PEYGAMBERE BAĞLILIK
Mekke’nin fethinden sonra İslâm’ı kabul edenler arasında Hz. Ebû Bekir’in babası Ebû Kuhâfe de bulunuyordu. Yaşı sekseni aşmış, âmâ bir kişi olan Ebû Kuhâfe, Hz. Peygamber’in huzurunda hidayete ermekte geç kalmışlığını telâfi edercesine aşkla kelime-i şahadet getiriyordu.

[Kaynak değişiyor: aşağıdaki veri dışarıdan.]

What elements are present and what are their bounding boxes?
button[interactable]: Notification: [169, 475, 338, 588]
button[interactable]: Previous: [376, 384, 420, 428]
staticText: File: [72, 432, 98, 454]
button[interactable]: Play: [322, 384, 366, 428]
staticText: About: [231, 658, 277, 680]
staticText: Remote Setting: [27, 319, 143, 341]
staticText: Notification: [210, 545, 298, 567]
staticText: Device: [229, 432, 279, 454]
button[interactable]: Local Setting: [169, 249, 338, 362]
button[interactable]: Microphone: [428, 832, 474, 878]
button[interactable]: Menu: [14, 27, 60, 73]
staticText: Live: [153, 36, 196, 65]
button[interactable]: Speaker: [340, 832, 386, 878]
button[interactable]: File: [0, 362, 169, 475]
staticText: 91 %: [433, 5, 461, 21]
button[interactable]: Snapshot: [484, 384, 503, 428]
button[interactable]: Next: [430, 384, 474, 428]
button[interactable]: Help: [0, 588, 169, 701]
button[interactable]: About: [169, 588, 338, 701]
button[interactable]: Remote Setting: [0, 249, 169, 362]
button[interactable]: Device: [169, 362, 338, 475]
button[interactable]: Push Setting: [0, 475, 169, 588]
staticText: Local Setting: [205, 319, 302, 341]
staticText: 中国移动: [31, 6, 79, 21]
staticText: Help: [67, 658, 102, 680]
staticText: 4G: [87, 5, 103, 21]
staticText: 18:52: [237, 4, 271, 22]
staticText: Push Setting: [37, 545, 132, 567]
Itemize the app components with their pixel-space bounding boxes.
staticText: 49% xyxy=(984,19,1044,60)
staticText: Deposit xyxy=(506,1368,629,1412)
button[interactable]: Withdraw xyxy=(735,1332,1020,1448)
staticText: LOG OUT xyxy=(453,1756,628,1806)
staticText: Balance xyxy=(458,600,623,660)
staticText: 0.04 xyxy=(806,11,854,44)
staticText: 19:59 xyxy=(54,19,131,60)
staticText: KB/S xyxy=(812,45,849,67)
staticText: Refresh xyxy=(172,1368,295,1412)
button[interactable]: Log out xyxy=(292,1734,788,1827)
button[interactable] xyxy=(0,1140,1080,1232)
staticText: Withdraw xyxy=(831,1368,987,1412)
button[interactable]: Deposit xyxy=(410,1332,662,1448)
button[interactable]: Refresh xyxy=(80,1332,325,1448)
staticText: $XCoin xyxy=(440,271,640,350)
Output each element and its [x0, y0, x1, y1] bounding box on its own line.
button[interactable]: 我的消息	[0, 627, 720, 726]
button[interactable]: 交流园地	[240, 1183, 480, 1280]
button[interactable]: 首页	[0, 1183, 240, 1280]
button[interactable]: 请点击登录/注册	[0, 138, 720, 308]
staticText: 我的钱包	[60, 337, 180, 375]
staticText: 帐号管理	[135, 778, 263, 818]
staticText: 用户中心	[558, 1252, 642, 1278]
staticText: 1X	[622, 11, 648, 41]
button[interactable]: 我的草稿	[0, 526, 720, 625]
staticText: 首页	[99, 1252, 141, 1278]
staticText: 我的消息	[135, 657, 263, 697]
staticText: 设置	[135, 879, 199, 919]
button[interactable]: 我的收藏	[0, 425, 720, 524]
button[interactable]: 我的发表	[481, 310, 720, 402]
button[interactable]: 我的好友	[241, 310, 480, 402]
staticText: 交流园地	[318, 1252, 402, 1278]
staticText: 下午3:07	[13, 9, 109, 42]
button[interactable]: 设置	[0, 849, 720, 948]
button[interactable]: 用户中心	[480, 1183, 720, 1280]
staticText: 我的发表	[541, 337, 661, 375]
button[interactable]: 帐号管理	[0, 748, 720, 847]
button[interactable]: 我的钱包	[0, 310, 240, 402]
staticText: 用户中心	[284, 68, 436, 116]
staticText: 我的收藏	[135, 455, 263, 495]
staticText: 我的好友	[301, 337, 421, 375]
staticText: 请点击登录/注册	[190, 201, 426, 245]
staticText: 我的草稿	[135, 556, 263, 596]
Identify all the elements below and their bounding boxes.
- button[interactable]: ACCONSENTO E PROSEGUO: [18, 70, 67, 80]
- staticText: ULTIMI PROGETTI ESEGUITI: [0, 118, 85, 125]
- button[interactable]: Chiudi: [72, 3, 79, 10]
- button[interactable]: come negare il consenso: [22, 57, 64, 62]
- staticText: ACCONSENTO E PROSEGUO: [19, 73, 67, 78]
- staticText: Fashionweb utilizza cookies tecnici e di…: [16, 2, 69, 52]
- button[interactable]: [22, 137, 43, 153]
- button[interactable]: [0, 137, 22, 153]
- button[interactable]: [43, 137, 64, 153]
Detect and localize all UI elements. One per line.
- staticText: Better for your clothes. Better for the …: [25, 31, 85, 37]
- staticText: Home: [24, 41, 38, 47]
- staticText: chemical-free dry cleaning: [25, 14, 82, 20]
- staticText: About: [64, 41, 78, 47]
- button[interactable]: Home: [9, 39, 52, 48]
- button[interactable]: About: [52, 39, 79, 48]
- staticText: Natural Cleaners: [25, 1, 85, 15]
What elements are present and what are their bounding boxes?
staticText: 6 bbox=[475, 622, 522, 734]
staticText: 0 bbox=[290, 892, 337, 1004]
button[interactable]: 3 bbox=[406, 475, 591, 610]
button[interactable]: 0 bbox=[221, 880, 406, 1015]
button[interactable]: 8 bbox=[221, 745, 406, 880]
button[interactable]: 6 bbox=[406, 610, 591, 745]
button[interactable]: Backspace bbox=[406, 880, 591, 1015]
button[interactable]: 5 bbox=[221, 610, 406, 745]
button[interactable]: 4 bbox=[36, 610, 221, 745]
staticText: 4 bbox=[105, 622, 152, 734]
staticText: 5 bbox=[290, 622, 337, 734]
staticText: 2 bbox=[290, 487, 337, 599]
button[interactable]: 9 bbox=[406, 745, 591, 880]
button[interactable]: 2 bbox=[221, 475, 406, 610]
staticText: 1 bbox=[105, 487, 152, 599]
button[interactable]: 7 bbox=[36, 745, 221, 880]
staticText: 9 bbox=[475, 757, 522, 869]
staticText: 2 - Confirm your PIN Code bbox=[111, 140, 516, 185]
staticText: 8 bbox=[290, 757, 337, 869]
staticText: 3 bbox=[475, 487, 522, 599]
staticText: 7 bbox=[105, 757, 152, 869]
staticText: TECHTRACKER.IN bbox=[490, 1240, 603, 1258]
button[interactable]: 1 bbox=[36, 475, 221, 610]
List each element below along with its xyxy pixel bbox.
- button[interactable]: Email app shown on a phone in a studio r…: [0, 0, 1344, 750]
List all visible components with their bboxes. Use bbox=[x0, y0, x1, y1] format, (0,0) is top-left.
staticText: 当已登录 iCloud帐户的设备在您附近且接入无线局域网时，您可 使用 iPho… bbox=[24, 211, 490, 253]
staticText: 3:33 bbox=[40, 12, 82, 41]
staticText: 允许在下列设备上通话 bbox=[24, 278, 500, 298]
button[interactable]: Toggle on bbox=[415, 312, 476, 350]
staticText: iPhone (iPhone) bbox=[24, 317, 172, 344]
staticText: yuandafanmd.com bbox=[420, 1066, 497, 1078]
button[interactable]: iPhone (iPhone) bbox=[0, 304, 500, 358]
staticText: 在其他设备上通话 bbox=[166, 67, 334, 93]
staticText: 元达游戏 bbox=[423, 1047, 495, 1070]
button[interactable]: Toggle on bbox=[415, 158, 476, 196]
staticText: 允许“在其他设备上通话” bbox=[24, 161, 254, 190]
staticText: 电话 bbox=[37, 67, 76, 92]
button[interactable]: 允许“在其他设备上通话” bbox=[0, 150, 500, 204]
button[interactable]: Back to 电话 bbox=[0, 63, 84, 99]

Bu esnada sevinmesi gereken “Sıddıyk” (yürekten tasdik edip, sorgusuz sualsiz bağlanan) lakaplı Ebû Bekir ağlıyordu. Fakat bu ağlayış bir sevinç ağlayışı değil üzüntü ağlayışıydı. Bu, meclisteki herkesin hayretine sebep olmuştu. Sordular :
– Ey Ebû Bekir, neden sevinilecek bir günde gözyaşı döküyorsun? Cevap verdi :
– Allah’ın Resulünün en büyük arzusu amcası Ebû Talibin Müslüman olmasıydı. Fakat bu dileği bir türlü gerçekleşmedi. Ben isterdim ki şu anda benim babamın yerinde şahadet getiren Ebû Talib olsun, babamın Müslüman olmasından dolayı benim gönlüm hoşnut olacağına, amcasının Müslüman olmasından dolayı Allah Resulünün gönlü hoşnut olsun. İşte bu olmadığı için ağlıyorum.